I was thrilled to see that TSMA was open to applicants under the age of 35! After working in the industry for some years now, it is such a rare opportunity to be able to attend a festival as a participant, where one can receive lots of constructive criticism while being surrounded by, and playing with musicians with such high integrity from different stages in their careers. Great chamber works and stellar mentors, dedicated and optimistic fellows, this is a rejuvenating and inspirational musical hub I don’t want to miss!

3. If you could perform any piece of music in any concert hall in the world, what and where would it be?

Any Mahler or Brahms symphony at the Konzerthaus Berlin, Berliner Philharmonie, or Concertgebouw in Amsterdam.

4. Imagine that you weren’t pursuing a career in music –what would you be doing?

I would pursue further studies in martial arts and Thai massage, and eventually create a fusion of the two, offering training to girls age 5 to 25 in empowerment, movement and meditation.

5. If you could have lunch with anyone, dead or alive, who would it be?

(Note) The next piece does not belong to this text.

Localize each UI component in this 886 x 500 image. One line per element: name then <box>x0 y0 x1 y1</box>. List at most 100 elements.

Ng Mui, (Shaolin nun) or Yim Wing-Chun, (her first disciple) women who, (legend has it) developed and founded the Wing Chun style of Kung Fu. “With her high level of Shaolin martial arts, she created a form of self-defense which could transcend size, weight and gender.”  Or alternatively,  Pablo Casals  🙂

Sophia Szokolay

Sophia Szokolay, violin


1. How did you first get involved with music?

Both my parents are musicians, so it was natural for me to pick an instrument when I was very young. When I was three years old, they invited their musician friends over to show me different instruments, hoping I would like one. Following the violinist’s visit, I repeatedly took two chopsticks, imitating the violin and bow hold. One week later, my parents bought me a real violin.

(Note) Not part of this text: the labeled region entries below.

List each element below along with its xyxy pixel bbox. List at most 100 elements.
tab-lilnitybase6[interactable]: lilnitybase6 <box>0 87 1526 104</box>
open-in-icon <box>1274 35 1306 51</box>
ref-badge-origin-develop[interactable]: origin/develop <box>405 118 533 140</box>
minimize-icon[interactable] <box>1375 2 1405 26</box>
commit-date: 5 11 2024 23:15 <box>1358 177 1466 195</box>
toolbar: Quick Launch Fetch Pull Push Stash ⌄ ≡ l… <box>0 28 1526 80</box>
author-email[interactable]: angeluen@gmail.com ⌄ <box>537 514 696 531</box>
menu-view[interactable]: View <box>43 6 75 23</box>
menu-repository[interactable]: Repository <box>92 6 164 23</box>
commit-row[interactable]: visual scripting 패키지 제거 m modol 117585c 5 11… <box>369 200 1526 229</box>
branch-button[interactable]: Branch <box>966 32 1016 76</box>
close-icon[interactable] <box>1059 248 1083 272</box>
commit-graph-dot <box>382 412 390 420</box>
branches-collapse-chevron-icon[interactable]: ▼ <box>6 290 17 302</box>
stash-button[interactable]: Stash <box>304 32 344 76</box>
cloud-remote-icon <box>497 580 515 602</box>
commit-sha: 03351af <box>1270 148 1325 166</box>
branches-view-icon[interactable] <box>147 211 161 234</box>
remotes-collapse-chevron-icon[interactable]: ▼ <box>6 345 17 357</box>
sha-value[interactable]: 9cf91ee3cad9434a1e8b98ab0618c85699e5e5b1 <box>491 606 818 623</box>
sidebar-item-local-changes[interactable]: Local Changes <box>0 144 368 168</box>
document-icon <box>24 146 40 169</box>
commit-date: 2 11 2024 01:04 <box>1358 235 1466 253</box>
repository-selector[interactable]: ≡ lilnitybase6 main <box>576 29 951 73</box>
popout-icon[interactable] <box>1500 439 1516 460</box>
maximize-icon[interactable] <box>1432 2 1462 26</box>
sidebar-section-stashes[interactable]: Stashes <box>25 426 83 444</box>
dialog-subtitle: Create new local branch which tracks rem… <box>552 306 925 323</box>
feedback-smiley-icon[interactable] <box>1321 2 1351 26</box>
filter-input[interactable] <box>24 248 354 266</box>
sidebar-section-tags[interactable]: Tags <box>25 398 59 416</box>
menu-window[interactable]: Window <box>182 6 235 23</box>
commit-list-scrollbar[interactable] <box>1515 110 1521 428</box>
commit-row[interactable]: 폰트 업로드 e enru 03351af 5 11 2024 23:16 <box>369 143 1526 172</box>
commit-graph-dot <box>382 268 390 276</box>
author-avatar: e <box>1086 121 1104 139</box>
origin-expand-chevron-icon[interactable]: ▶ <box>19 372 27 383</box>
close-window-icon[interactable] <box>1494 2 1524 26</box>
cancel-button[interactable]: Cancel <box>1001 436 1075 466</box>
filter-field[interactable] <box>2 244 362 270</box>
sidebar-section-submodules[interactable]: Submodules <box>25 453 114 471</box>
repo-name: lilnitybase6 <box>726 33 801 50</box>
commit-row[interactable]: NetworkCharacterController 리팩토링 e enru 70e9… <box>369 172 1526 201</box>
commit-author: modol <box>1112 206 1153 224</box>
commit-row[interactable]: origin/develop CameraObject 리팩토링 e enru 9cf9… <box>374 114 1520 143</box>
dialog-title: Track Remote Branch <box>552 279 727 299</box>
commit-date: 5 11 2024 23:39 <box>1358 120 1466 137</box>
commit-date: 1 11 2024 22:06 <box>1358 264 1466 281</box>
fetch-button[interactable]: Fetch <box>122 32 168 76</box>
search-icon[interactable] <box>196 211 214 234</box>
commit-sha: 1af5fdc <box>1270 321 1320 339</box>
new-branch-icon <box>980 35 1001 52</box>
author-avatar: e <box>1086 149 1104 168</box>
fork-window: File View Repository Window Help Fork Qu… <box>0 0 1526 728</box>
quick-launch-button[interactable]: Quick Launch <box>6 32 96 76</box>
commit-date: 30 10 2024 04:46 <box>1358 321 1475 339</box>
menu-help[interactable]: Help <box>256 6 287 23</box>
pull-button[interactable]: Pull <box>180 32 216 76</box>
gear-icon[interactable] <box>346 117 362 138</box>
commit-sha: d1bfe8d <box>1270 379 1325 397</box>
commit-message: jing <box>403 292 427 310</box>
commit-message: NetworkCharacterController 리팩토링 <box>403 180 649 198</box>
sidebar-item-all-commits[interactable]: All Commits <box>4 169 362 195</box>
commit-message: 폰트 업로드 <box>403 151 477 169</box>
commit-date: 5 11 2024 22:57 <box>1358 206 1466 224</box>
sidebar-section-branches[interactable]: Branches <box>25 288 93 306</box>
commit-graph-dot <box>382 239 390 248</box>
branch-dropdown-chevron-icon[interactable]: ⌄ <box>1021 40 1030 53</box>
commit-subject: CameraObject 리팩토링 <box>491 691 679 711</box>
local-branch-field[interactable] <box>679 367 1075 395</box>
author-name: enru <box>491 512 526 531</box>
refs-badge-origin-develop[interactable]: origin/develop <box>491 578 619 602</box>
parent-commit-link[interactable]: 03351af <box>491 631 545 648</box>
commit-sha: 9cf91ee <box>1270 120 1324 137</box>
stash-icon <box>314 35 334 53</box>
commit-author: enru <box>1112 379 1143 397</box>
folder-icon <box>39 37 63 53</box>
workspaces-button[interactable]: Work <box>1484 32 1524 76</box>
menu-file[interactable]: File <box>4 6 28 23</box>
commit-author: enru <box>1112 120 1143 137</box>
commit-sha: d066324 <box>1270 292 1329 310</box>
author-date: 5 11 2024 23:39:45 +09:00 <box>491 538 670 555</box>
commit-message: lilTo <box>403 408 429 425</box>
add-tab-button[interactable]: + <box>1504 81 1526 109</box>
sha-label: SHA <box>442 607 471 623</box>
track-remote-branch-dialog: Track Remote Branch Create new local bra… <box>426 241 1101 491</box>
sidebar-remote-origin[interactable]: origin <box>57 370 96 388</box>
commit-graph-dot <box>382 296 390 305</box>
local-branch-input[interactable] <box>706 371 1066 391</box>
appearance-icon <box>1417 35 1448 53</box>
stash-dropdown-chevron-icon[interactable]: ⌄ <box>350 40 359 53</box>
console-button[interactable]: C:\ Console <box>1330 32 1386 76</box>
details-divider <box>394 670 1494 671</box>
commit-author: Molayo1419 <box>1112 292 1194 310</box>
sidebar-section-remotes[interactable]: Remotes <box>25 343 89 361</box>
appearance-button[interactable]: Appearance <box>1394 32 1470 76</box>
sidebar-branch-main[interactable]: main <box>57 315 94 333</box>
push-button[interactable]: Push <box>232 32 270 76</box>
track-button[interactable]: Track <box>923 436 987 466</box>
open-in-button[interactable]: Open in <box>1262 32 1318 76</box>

2. Why did you want to spend part of your summer studying at the Toronto Summer Music Academy?

I have been attending concerts and masterclasses at the Toronto Summer Music Festival for many years. I remember listening to Janos Starker’s cello classes, and watching my friends perform in the fellow concerts. Last summer, I heard the Borromeo QUartet perform Bartok’s complete quartet cycle, which was the highlight of my summer. I have always wanted to be a part of this prestigious program!

3. If you could perform any piece of music in any concert hall in the world, what and where would it be?

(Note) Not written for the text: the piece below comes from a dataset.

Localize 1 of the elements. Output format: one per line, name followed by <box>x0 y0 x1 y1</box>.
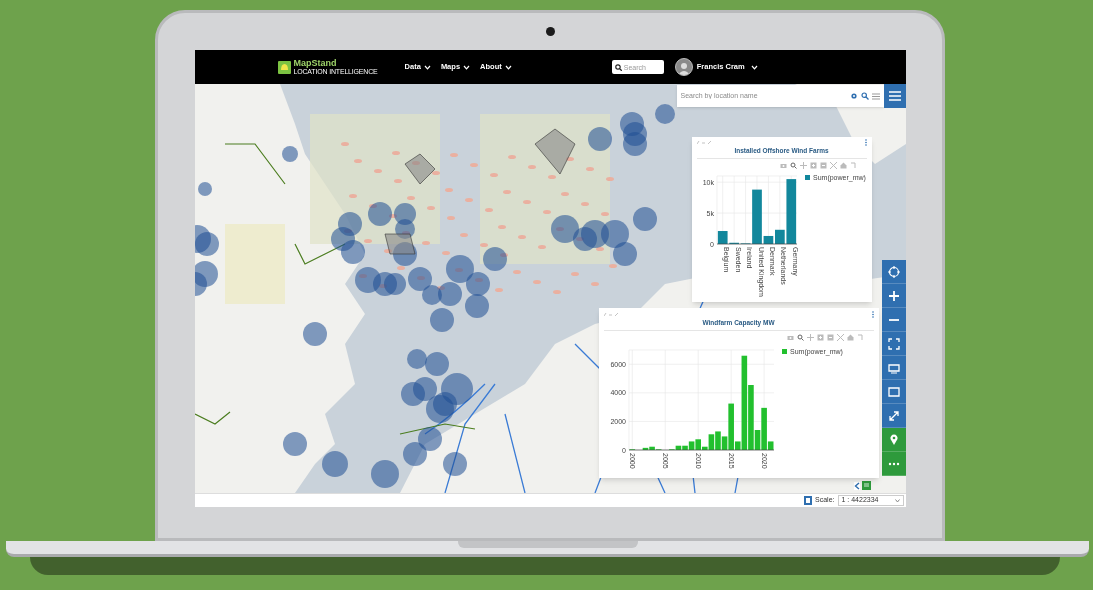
logo-wordmark: MapStand <box>293 59 338 68</box>
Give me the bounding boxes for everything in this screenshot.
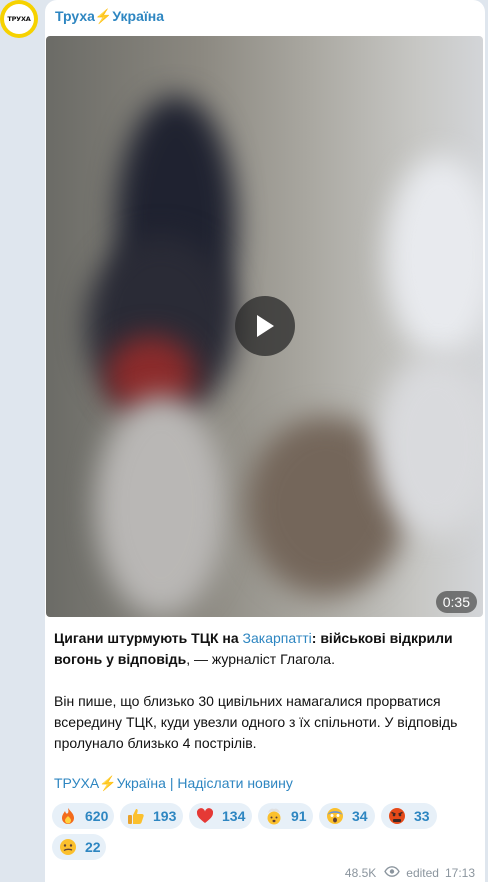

I would love to perform Bach’s complete sonatas and partitas, split in two concerts, in Carnegie Hall. When I play recitals, I always try to program a Bach solo sonata or partita, because I love his music so much and it speaks to me on so many levels. Bach knew how to write for violin in a way that brings out all the colours and features a violin can accomplish. His music has taught me so much about purity of sound and musical ideas, and the beauty of form and structure in music. His music also conveys spiritual meaning, regardless of my religious beliefs. Like practicing yoga, listening and playing Bach leaves you feeling refreshed and excited about life, because Bach connects to human nature in a way that no other composer does.

4. Imagine that you weren’t pursuing a career in music –what would you be doing?

If I weren’t pursuing a music career, I would love to work in the culinary industry. Since going vegetarian 4 years ago, I started experimenting with new recipes and flavours. I’ve grown to enjoy cooking very much. It can be therapeutic (both the cooking and eating parts) and immensely rewarding to eat something you’ve laboured to create!

5. If you could have lunch with anyone, dead or alive, who would it be?

If I could have lunch with anyone, it would be Stradivarius. I’d ask him to make a violin for me.